I remember my wife waking me up and telling me something was happening on the news. It was the morning of Sept. 11, 2001, and I was still in bed on the west coast as civilian airliners crashed into the World Trade Center towers. As a flying crew chief on C-5s at the time, I received a call that same day and was put on alert. We flew out the next morning and I spent the next two years living out of a suitcase in support of operations in Southwest Asia. And on this two-year journey, I noticed a change in the way Americans felt about the military. That change would help this young Airman mature.
As I bounced around the world, I was overwhelmed by the outpouring of support for America's military. It was commonplace for people to offer to buy our food and drinks when my aircrew stopped for supplies before flying a mission. Everywhere we went, in the United States or abroad, people would come up to us and thank us for our service.
Those thanks were emotional, genuine and from the heart, but being an inexperienced young man at the time, I failed to show proper acknowledgement and respect to those heartfelt gestures. I would often respond with, "no problem," or just say thank you in return. After all, I was just an aircraft technician. Not feeling like I deserved accolades, I was never really comfortable in these situations. But as time moved on, I would get more practice.
I have had the good fortune of being stationed in areas of the country that are very supportive of the military. From 2008 to 2013, I was assigned to Dyess AFB, Texas. Each year, Air Mobility Command honors the community most supportive of its local Air Force base with an award called the Abilene Trophy. To this day, the people of Abilene will walk up to service members and tell them thank you. Recently, I have found South Carolina to be no different.
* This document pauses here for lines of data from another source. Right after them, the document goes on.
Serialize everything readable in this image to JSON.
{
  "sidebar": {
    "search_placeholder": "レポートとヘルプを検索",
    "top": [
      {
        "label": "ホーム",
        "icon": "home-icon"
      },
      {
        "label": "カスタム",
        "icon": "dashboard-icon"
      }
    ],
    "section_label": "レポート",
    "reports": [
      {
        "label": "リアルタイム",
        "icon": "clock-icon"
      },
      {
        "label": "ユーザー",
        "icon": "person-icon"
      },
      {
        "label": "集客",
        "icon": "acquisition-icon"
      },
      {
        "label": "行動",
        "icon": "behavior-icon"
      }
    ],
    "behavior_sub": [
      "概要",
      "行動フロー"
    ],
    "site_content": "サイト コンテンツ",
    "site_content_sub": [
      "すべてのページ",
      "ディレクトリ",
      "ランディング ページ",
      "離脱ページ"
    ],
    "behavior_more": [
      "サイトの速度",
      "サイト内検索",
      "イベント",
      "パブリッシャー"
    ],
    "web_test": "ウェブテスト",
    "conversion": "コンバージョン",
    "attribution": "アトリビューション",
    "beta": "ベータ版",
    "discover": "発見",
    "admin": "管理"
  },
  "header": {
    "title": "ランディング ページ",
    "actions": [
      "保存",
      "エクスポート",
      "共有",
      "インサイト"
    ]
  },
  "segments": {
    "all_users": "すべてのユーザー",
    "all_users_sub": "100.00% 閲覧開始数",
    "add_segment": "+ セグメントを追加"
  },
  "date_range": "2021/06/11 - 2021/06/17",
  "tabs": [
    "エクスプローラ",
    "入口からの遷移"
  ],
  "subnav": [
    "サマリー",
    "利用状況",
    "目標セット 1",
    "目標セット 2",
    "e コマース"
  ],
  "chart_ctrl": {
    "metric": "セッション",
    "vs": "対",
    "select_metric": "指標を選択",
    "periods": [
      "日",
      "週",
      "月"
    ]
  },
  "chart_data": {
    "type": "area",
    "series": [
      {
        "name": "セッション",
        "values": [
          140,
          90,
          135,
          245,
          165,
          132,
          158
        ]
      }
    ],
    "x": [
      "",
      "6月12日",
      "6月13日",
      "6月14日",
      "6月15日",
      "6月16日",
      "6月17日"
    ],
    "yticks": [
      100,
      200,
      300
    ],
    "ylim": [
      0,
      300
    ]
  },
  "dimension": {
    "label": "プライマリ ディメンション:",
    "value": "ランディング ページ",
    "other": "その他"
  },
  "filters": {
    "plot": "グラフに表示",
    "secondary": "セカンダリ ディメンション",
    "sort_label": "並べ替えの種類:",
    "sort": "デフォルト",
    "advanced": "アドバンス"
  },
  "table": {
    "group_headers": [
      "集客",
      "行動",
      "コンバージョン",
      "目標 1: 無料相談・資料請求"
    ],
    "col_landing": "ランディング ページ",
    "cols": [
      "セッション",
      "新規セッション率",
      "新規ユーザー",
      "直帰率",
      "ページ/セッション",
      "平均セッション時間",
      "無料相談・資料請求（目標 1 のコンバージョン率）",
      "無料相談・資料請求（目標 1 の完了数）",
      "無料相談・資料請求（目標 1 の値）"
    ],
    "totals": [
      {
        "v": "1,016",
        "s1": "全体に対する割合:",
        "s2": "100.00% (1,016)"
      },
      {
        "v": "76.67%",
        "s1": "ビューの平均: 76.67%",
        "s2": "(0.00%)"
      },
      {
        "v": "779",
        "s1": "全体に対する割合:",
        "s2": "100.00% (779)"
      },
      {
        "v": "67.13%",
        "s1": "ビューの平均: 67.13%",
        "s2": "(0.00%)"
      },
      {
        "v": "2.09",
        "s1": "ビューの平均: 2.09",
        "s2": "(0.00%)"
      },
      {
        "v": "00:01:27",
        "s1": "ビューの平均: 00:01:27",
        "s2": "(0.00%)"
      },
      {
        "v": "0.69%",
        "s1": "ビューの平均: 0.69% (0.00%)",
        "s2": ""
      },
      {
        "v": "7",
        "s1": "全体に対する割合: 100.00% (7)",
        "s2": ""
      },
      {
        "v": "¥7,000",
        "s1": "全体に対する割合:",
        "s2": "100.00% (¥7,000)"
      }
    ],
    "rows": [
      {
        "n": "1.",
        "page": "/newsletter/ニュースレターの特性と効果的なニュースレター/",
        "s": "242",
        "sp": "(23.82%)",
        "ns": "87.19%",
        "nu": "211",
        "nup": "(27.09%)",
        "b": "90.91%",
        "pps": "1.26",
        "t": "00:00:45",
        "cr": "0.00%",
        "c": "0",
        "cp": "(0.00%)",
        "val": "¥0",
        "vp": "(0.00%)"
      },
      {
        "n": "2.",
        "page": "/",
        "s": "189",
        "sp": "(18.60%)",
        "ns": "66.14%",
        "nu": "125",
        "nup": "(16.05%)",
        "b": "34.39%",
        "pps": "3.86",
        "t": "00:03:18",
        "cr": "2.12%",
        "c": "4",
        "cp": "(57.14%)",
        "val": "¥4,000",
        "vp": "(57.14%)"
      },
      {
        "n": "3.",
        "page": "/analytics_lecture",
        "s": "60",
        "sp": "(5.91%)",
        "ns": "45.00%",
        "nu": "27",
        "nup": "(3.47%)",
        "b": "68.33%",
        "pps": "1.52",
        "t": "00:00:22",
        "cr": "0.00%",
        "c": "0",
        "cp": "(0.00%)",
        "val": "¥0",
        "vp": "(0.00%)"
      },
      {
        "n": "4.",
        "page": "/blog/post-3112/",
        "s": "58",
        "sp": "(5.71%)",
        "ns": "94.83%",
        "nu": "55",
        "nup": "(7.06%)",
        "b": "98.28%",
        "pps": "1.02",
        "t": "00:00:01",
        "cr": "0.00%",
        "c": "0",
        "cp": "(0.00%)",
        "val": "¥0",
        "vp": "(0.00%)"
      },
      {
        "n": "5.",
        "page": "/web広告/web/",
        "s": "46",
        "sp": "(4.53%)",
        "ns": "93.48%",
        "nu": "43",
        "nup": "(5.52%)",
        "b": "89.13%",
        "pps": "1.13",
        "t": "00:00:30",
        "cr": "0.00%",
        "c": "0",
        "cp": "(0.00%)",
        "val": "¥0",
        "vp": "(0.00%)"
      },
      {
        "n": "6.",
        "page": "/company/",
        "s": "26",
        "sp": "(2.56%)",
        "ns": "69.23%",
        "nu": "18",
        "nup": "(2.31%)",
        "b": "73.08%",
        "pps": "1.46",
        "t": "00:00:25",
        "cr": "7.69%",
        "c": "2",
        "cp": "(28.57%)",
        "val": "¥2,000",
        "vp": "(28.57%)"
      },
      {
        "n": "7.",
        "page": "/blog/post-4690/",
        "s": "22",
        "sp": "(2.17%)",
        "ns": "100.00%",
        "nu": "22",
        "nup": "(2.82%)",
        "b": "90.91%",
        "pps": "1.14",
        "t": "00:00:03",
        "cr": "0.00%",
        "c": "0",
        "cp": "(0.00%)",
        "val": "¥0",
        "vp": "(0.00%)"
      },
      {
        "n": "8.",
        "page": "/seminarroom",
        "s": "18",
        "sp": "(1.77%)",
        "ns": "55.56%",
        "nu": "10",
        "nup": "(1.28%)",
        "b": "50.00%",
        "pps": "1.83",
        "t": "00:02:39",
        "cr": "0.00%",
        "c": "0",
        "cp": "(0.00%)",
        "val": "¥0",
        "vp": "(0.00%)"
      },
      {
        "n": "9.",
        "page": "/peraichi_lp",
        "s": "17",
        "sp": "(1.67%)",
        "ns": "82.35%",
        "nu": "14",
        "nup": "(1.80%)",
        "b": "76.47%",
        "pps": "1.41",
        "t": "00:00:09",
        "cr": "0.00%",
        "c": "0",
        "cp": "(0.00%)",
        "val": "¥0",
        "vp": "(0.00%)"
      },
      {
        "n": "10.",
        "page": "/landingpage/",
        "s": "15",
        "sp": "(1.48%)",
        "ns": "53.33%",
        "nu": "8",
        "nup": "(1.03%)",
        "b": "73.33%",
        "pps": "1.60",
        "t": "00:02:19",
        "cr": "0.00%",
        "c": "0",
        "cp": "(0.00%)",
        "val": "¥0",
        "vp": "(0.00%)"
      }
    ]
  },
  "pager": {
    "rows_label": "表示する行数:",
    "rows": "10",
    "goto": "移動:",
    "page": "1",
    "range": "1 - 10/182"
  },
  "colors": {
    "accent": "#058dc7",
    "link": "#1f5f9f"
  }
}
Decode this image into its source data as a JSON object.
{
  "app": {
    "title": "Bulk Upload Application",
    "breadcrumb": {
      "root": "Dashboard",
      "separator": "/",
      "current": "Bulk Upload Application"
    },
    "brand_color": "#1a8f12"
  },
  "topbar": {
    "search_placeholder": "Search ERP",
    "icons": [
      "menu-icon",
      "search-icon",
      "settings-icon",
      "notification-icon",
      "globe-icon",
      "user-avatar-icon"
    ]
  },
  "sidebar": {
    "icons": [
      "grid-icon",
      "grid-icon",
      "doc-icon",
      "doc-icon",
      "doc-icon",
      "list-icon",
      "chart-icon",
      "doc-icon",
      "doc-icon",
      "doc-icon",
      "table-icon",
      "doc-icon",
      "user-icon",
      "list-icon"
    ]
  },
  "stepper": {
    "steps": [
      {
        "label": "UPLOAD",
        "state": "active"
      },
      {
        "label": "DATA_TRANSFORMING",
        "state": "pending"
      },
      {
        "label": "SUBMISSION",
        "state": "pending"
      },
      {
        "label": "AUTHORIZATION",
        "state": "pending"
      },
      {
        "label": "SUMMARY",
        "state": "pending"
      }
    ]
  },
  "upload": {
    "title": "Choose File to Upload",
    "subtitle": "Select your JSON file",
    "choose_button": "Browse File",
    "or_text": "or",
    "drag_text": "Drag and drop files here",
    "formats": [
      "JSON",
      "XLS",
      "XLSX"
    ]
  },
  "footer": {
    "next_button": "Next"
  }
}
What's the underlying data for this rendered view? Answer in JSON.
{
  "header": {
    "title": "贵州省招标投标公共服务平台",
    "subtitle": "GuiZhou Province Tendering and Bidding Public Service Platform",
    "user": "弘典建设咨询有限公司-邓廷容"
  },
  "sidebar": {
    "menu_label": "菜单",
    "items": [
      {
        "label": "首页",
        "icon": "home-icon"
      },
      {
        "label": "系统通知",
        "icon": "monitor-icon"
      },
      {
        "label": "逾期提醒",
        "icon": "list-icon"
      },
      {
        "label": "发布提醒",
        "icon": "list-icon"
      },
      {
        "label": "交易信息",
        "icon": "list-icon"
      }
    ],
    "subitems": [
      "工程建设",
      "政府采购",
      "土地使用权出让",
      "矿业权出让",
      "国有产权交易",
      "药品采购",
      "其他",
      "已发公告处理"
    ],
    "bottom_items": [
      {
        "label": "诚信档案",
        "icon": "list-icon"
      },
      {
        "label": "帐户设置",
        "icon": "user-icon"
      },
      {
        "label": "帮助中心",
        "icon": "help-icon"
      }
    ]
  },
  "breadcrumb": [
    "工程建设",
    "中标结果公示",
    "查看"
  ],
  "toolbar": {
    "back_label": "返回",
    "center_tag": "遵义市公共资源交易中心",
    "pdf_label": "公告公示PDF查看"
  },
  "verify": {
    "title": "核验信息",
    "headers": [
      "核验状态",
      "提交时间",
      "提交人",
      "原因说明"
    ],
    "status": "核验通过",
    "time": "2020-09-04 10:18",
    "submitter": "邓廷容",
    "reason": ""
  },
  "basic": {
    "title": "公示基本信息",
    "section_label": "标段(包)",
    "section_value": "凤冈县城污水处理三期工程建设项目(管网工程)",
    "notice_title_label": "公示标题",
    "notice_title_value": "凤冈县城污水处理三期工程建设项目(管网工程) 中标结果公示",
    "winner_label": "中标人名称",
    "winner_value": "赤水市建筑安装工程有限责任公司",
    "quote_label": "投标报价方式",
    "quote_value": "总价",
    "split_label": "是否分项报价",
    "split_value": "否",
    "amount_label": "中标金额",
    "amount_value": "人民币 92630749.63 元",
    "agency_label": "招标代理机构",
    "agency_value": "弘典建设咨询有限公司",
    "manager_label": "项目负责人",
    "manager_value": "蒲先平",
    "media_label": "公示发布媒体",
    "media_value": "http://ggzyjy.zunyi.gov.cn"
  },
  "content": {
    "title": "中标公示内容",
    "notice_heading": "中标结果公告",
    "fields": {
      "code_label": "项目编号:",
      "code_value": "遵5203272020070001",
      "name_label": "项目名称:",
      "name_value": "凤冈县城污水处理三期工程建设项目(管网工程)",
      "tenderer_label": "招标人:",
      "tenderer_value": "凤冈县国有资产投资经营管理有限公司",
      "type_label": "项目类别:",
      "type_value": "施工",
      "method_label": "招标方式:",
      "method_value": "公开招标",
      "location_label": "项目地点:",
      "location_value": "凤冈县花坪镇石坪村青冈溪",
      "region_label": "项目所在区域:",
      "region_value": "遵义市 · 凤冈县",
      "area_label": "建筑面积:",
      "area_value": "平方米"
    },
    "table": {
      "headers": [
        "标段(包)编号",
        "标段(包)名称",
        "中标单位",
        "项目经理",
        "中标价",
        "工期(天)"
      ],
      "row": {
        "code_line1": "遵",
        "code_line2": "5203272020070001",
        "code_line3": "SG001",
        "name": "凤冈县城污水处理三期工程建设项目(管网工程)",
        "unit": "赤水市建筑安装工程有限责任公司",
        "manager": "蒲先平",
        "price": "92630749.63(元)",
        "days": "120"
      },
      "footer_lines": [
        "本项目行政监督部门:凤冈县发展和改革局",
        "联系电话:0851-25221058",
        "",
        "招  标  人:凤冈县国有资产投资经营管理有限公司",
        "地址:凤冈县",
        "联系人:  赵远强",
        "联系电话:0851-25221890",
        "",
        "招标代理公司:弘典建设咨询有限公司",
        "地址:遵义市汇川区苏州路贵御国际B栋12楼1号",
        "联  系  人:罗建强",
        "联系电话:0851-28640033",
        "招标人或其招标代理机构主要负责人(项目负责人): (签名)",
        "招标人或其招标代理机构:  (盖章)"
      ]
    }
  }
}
Sometimes I catch my son's baseball practice or evening game while I am still in my uniform. One night this past spring, I had five different people come up to me within a span of 30 minutes and thank me for my service. Having been part of this social exchange for many years now, and a bit older and wiser, my reaction is different. I first offer my hand for a handshake. Then, I look straight into the eyes of the person who thanked me and I tell them, "You are welcome. It is my honor and privilege to serve." My response is now emotional, genuine and from the heart, equal to the sincerity of their gesture, just as it should be.
It soon dawned on me there was a strong correlation between my social exchanges with civilians and my exchanges with Airmen. Being an Air Force enlisted leader has put me in a position where I get thanked by Airmen on occasion as well. While happy that my exchange with civilians had improved, I still told Airmen that I was just doing my job when they thanked me. I certainly could do much better than that. An Airman who has the courage to say thank you to a supervisor warrants an appropriate response. So now, when an Airman thanks me, I respond, "You are welcome. It is my honor and privilege to do so." I firmly believe that Airmen who serve our country deserve no less.
Service members should stand tall and be proud of what they do. Wearing the fabric of our nation is significant and absolutely deserves recognition. We sacrifice personal desires to tirelessly defend the Constitution of the United States and fight for freedom around the world. When your efforts are recognized, let people know that you proudly serve them by giving an emotional, genuine and heartfelt reply. Service is our honor and privilege.